Zwischen dem Beklagten und seinem Mandanten F. bestand seit ca. 15 Jahren eine Freundschaft. Dessen Frau M. war seit der Eheschließung 2011 auch Mandantin des Beklagten. Der Beklagte erledigte für die beiden Mandanten jedenfalls seitdem die Jahressteuererklärungen. Im Jahr 2021 teilte F. dem Beklagten dann die Trennungsabsicht der Eheleute mit. Auftragsgemäß entwarf der Beklagte für die Mandanten eine Trennungsfolgenvereinbarung. Später wurde die Ehe geschieden.
Die Klägerin mahnte den Beklagten wegen eines Verstoßes gegen das RDG ab und forderte ihn zur Abgabe einer strafbewehrten Unterlassungserklärung sowie zur Zahlung einer Abmahnpauschale von 250 € bis auf. Der Beklagte wies die Ansprüche zurück und berief sich auf § 6 RDG.

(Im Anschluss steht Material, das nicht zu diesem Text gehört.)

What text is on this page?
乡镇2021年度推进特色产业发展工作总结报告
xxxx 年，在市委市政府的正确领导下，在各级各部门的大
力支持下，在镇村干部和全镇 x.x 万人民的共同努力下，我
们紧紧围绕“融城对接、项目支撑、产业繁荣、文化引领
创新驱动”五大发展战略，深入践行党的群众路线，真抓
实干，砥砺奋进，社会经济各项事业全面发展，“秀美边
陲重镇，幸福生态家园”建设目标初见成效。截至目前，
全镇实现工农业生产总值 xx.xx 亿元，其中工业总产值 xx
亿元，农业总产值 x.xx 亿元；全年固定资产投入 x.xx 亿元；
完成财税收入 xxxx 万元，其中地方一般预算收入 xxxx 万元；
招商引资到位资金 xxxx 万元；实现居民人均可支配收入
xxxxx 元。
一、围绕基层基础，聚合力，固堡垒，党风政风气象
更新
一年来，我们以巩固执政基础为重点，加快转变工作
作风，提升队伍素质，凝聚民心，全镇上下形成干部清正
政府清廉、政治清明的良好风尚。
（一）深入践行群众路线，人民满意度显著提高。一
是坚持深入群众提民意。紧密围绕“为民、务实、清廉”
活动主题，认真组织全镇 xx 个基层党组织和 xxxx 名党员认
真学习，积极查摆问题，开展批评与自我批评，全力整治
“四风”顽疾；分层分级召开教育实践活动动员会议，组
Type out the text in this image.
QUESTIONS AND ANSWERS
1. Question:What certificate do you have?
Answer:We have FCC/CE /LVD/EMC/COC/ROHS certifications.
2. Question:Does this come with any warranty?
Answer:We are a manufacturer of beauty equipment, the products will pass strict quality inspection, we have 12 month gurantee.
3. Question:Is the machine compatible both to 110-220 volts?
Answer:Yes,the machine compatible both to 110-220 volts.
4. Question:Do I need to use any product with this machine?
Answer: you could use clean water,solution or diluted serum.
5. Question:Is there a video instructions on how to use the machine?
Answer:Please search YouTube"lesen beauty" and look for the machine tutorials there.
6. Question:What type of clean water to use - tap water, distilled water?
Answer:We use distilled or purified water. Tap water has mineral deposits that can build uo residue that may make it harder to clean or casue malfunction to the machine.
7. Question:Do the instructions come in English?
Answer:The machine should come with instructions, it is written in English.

Das LG hat die Klage abgewiesen. Es war davon überzeugt, dass es sich bei der vom Beklagten erbrachten rechtlichen Beratung um einen unentgeltlichen Freundschaftsdienst gehandelt habe, so dass die Rechtsberatung nach § 6 Abs. 1 und Abs. 2 RDG zulässig gewesen sei. Auf die Berufung der Klägerin hat das OLG das erstinstanzliche Urteil aufgehoben und der Klage vollumfänglich stattgegeben.
Die Gründe:
Die Klägerin hat gegenüber dem Beklagten einen Anspruch auf Unterlassung aus §§ 3 Abs. 1, 3a, 8 Abs. 1 UWG i.V.m. § 3 RDG, denn die Erstellung des Vertragsentwurfs durch den Beklagten stellt eine unlautere Handlung dar. Da der Beklagte keine strafbewehrte Unterlassungserklärung abgegeben hat, besteht eine Wiederholungsgefahr. Die Klägerin kann darüber hinaus gem. § 13 Abs. 3 UWG die ihr durch die Abmahnung entstandene Aufwendungen nebst Verzugszinsen ersetzt verlangen.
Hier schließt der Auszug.